Honor can smell of animal pelts draped over a wire.
It is uncertain if the huntsman loves his kill,
but the virtuous hunter is like a wild animal, without hate.
He may leave his doors unlocked and his battered truck
at the disposal of a neighbor or even a stranger.
He will champion men, and women, over machines
and animals domestic or feral. He may be faithful
to a religion shooting roots deep into earth. He may
bind wounds with scriptures from a black tome
fierce as teeth. If such a man is beset by a cancer,
he will accept it as he does a taste of pork or fowl,
for a good man is afraid of neither life nor death.

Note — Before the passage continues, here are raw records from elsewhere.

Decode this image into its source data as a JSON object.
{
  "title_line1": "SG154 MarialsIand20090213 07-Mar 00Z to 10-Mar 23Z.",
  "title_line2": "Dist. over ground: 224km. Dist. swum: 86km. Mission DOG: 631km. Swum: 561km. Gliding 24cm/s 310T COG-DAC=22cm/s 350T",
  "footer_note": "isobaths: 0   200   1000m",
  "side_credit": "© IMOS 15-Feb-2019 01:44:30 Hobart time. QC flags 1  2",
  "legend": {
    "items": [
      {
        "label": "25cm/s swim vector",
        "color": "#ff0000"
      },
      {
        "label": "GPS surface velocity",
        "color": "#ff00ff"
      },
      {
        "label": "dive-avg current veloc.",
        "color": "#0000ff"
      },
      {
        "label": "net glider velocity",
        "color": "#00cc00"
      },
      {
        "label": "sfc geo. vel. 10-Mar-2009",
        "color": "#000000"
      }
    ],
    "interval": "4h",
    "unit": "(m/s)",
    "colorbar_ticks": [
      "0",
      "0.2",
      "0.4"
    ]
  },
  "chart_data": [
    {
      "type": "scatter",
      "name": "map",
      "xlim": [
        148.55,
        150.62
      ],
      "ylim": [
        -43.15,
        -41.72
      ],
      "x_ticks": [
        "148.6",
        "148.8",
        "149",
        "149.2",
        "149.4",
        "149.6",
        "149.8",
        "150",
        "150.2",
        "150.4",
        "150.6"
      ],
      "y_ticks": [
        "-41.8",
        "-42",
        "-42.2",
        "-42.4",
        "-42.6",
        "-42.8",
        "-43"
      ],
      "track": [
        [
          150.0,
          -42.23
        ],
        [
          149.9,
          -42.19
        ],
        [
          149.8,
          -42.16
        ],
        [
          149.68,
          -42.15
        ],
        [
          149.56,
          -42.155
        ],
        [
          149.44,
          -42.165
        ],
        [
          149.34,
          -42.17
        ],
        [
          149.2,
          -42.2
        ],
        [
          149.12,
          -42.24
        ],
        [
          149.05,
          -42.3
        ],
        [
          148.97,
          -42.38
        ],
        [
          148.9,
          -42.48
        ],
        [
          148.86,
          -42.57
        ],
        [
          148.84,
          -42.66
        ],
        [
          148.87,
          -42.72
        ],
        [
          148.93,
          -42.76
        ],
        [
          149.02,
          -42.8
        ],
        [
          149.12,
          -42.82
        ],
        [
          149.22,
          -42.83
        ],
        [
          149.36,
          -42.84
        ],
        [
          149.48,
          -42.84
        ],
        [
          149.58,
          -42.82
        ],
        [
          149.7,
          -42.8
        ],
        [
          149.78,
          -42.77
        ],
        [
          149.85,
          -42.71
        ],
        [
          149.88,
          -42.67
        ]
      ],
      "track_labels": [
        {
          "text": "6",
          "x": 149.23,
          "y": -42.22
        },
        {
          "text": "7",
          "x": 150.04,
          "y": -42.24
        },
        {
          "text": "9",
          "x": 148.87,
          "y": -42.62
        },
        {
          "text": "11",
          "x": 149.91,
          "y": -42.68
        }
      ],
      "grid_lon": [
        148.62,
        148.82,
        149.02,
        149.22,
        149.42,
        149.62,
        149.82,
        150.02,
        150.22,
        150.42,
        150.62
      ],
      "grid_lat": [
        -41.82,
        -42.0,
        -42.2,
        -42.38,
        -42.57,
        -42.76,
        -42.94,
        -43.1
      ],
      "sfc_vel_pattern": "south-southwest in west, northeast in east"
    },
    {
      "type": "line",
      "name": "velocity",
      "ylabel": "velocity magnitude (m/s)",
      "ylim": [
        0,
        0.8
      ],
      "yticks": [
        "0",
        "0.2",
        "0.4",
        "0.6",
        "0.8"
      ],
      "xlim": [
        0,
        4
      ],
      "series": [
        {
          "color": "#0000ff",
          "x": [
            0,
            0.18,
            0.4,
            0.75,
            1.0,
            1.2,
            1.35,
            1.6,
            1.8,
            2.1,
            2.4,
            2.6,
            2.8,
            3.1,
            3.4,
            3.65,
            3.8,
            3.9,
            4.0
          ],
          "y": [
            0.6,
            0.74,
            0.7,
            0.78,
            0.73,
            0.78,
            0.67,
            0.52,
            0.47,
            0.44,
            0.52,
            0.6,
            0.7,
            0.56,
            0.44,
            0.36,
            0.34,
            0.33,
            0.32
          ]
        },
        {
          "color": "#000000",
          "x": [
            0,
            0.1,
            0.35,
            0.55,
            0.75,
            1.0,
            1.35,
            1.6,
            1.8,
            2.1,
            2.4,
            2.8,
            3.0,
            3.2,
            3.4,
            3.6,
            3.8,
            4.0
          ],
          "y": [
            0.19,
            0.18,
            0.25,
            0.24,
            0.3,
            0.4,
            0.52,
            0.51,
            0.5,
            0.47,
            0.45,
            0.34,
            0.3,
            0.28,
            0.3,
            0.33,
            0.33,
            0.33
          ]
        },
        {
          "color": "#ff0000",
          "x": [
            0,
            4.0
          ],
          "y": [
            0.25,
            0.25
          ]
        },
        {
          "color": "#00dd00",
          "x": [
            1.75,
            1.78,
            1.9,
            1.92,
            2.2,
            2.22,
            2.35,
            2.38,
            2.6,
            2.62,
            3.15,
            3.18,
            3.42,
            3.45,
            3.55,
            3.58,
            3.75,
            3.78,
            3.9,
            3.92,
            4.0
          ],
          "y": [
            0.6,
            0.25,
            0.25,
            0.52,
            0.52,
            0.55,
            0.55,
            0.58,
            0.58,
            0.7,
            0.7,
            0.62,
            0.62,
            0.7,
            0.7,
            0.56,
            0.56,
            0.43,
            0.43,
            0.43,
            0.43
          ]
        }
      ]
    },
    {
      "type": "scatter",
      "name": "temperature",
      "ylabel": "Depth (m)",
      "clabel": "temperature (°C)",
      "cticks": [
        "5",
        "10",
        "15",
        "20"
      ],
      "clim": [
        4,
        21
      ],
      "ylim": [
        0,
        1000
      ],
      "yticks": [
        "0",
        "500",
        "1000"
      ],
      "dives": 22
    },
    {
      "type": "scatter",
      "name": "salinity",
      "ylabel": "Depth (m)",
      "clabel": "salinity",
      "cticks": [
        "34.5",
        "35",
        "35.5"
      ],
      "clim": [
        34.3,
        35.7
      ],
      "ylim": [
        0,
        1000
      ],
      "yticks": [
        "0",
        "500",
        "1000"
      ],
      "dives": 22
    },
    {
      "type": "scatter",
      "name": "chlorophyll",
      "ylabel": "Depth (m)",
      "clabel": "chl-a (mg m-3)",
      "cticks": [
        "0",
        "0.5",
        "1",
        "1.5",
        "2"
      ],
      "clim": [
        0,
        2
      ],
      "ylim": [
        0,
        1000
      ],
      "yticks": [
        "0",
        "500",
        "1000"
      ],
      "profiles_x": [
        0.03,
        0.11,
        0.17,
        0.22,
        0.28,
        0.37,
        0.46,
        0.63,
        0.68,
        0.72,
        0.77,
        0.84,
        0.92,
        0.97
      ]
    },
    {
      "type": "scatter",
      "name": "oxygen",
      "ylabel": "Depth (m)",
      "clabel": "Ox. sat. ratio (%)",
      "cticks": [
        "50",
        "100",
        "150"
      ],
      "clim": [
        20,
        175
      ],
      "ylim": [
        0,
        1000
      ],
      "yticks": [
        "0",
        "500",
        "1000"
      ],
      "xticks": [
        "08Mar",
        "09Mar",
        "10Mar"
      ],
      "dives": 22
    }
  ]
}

I tell you this as a river, feeling his body
boldly in a sloshing against banks, we are one in nature
where a man stands shouting and another sits silently
in early hours of morning before the sun
has mastered the world, when one can learn
much from condensation on a stone.
The Voice of a Friend as from the Sky
The sound of his death was of dust collapsing
and the treble of rain falling on streets.
We had ridden often past the blackness of night,
past the silver streak the moon left on the road's shoulder.
The gears of morning turned, and the sharp pawls of evening
slid into their remembered slots.
I've heard that students of medicine strip cadavers' torsos
of bones
and fold them like freshly laundered shirts.
But the fabric of eternal questions is harder than bone
and can never be folded or torn.
Beyond the flowering pear tree wind billows into a bundle
of words, and after its delivery is gone.
Rain falls equally on fallow fields and on the roof
of a small dog's house, where it stops barking to listen.
As the dynasty of days and sovereignty of years
clatter on, I hear
a voice come back as from the sky, skittering across a lake
into a field humming with bees.
William Page's poetry has appeared widely in such journals as The Southern Review, The North American Review, Southwest Review, Nimrod, Wisconsin Review, The Midwest Quarterly, Kansas Quarterly, The Literary Review, Mississippi Review, Cimarron Review, The Chariton Review, Southern Poetry Review, South Carolina Review, Tar River Poetry, Ploughshares, The Pedestal, Valparaiso Poetry Review, and The Innisfree Poetry Journal, and in a number of anthologies. His third collection of poems, Bodies Not Our Own, received a Walter R. Smith Distinguished Book Award. His collection William Page Greatest Hits 1970-2000 was published by Pudding House Publications. He is Founding Editor of The Pinch and a retired professor of the Creative Writing Program at the University of Memphis.